Forget about the Quarantine weight gain, or the spike in floppy-eared pandemic puppy adoptions. The newest COVID-19 trend focuses on designer duds. And it comes at a high price.
You could call it revenge spending, or a case yolo, which is an anagram for “you only have one chance”; luxury goods are seeing record-breaking sales in spite of ongoing supply-chain snares. Inflation is on the rise, and there is global uncertainty because of the pandemic.
Cartier, a fine jeweler reported a 30% rise in sales over the past three months of 2021 when compared with the quarter of 2020. Prada, an Italian fashion house earned 8% more in 2019 than the pre-pandemic sales. Louis Vuitton, Dior, and BMW all have released earlier-than-expected reports in mid-January boasting sales that have far surpassed those in 2020, and even outpaced pre-pandemic sales.
So why is it that consumers are spending big on a luxury lifestyle during pandemic?
“In the early days, the government did a great deal to support disposable income. But even without lockdowns, many people were refusing to use face-to-face services. Therefore, spending on restaurants, entertainment and travel fell like a rock,” says William Dickens from Northeastern’s professor of economics.
“With disposable income increasing, that gave people lots of money to buy manufactured goods. Dickens said that there were many things that could be bought online without having to go out.
Dickens states that travel and restaurant spending were kept on hold by the ongoing confusion caused in part by the omicron and delta COVID-19 strains.
Rolls-Royce, long associated with well-to-do seniors, has also capitalized on this trend. The company has announced record-breaking global sales for 2021, with more luxury rides sold last year than any other year in its 117 year history.
Torsten Muller-Otvos (Rolls-Royce CEO) credited COVID-19 with the sales boost in an interview with The Financial Times.

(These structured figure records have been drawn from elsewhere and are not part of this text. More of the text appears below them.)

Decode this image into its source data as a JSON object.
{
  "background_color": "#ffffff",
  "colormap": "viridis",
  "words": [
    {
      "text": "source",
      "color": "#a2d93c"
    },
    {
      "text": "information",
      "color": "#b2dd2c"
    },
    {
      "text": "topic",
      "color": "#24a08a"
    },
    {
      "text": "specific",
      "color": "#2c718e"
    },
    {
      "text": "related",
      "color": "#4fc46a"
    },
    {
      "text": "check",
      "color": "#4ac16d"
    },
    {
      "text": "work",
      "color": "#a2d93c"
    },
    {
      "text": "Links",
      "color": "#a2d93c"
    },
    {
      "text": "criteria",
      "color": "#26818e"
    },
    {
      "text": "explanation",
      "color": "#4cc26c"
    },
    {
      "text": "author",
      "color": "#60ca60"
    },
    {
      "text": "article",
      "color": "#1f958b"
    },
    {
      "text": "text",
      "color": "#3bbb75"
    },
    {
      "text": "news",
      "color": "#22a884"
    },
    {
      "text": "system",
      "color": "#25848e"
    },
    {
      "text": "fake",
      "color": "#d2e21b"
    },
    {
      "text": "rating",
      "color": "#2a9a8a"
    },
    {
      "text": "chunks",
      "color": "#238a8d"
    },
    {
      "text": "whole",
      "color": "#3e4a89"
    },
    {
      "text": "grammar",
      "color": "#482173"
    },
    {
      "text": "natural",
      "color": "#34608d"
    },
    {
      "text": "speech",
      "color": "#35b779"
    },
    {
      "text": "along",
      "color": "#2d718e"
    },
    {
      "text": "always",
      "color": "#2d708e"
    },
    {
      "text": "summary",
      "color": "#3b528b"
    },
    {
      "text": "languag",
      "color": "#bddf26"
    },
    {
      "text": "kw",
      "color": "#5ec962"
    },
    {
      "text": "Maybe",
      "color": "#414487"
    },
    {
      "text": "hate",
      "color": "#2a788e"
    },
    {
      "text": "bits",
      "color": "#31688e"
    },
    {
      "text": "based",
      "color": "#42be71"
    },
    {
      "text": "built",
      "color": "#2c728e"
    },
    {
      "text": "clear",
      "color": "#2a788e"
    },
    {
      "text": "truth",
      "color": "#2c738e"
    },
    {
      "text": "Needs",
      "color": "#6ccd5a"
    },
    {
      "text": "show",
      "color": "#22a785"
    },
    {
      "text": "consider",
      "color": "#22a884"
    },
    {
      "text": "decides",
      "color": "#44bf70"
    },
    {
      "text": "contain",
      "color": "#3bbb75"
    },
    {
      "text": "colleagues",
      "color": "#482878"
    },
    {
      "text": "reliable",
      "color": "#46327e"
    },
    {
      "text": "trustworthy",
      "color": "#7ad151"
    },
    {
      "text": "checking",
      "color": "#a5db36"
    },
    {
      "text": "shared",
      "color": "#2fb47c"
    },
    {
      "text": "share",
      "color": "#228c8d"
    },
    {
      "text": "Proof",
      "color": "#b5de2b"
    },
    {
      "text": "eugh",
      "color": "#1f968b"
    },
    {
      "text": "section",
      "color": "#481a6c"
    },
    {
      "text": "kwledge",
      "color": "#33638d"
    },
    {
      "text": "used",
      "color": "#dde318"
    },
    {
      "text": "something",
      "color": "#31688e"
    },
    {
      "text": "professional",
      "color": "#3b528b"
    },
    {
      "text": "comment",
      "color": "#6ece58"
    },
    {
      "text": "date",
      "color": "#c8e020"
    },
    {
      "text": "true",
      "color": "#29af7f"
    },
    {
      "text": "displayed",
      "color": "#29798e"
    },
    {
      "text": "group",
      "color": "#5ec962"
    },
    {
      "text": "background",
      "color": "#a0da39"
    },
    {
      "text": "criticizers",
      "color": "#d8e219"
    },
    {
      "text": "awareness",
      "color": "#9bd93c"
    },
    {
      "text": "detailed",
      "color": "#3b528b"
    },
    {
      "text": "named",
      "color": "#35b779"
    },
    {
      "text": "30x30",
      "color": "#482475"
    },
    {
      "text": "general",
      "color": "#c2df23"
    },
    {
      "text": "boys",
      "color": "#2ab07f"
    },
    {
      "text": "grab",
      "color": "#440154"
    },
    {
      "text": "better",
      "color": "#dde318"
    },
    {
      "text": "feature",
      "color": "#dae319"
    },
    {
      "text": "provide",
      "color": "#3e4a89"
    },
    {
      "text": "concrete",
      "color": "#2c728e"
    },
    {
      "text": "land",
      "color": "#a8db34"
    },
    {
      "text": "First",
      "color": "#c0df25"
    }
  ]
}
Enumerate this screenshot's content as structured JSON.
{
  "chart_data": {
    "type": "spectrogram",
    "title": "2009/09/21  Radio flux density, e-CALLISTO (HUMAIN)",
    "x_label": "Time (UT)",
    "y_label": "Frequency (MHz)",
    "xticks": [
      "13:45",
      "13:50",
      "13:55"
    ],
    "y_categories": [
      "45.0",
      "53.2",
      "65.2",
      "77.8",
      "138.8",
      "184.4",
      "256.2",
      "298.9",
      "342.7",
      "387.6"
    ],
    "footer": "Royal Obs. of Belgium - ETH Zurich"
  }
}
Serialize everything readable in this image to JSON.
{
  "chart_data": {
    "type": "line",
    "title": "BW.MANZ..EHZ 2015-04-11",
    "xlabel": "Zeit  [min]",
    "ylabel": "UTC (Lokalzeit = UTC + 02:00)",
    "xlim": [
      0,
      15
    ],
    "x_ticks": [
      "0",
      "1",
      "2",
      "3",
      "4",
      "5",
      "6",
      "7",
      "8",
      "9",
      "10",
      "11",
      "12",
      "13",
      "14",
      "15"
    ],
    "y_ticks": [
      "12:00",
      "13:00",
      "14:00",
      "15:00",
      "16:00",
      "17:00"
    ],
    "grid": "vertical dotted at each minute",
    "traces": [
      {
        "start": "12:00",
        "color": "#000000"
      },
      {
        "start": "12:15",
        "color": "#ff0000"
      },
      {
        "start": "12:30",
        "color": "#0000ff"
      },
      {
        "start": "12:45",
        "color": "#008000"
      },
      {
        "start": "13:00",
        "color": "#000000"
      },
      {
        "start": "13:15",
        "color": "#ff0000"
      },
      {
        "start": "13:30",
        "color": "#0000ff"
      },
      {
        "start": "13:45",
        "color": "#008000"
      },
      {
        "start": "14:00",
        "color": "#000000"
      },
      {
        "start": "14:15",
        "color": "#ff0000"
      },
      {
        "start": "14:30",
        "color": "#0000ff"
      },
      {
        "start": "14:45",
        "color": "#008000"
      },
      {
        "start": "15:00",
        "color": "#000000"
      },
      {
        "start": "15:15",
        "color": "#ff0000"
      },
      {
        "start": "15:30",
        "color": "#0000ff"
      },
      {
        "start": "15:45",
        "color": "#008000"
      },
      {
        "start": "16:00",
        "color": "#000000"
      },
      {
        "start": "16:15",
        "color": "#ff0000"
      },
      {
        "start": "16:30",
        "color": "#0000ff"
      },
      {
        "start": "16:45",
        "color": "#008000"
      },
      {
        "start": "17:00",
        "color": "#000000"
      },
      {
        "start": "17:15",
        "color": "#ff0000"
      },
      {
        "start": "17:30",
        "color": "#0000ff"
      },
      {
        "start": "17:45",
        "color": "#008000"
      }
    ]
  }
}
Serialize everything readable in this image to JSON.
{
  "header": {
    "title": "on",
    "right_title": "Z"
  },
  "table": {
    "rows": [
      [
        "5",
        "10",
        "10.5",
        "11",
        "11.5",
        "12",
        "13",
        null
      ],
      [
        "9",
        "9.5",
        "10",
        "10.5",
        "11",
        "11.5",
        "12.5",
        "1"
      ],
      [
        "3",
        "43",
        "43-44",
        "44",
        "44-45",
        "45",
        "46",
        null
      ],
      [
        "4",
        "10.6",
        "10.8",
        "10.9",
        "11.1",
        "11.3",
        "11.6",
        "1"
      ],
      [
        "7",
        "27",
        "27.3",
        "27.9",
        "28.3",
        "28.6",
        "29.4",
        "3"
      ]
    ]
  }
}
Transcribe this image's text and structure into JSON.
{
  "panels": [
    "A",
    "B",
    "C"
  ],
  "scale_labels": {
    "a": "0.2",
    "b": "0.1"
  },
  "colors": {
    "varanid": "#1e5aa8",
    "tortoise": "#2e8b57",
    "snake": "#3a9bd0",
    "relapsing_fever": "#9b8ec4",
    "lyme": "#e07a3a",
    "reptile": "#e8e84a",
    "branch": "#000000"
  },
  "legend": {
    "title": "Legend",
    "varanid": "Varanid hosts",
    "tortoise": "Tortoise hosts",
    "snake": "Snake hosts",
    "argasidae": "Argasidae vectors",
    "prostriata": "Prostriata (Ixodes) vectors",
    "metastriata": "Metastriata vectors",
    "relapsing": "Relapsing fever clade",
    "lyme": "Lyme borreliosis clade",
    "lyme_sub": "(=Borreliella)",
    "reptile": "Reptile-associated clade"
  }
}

Muller Otvos says that “quitta lot of people saw people in their community die from Covid,” and that it makes them realize life can be short. Roll-Royce has benefited from that.
Christie Chung is a Mills College psychology professor who says that the pandemic has affected the way people spend money.
When we think about the pandemic we find that people are beginning to ask themselves, “What’s meaningful to me?” When I have limited time to live, what can I do with my time? We began to see people doing things a little different from their regular routine. Chung says they began to wonder if their money should be used for things they had always wanted.
Chung believes that luxury spending is not about revenge, which is a relatively new term that refers to a buying frenzy after two years’ worth of savings and missed experiences. Instead, Chung says some luxury purchases might be about a renewed focus on meaningful objects.
Chung states that “people start to realize they want their resources, which are often limited to basic items, to be put into things that have more meaning to them.”
According to Oxfam International, a Jan. 17 report reveals that the sudden increase in spending on designer clothing and expensive automobiles has contributed to the growing gap between the ultra-wealthy versus those earning a living wage.
“Essentially, these trends are what we’re seeing. Yakov Bart is a Northeastern marketing professor who was also a faculty affiliate of the Global Resilience Institute.
Oxfam reported that the top 10 richest men worldwide earned an average of $1.2 billion per day, since the beginning of the pandemic. The report estimates that more than 160 million people were pushed into poverty during the last two-years.
Bart states, “That’s the place we see most luxury consumption.”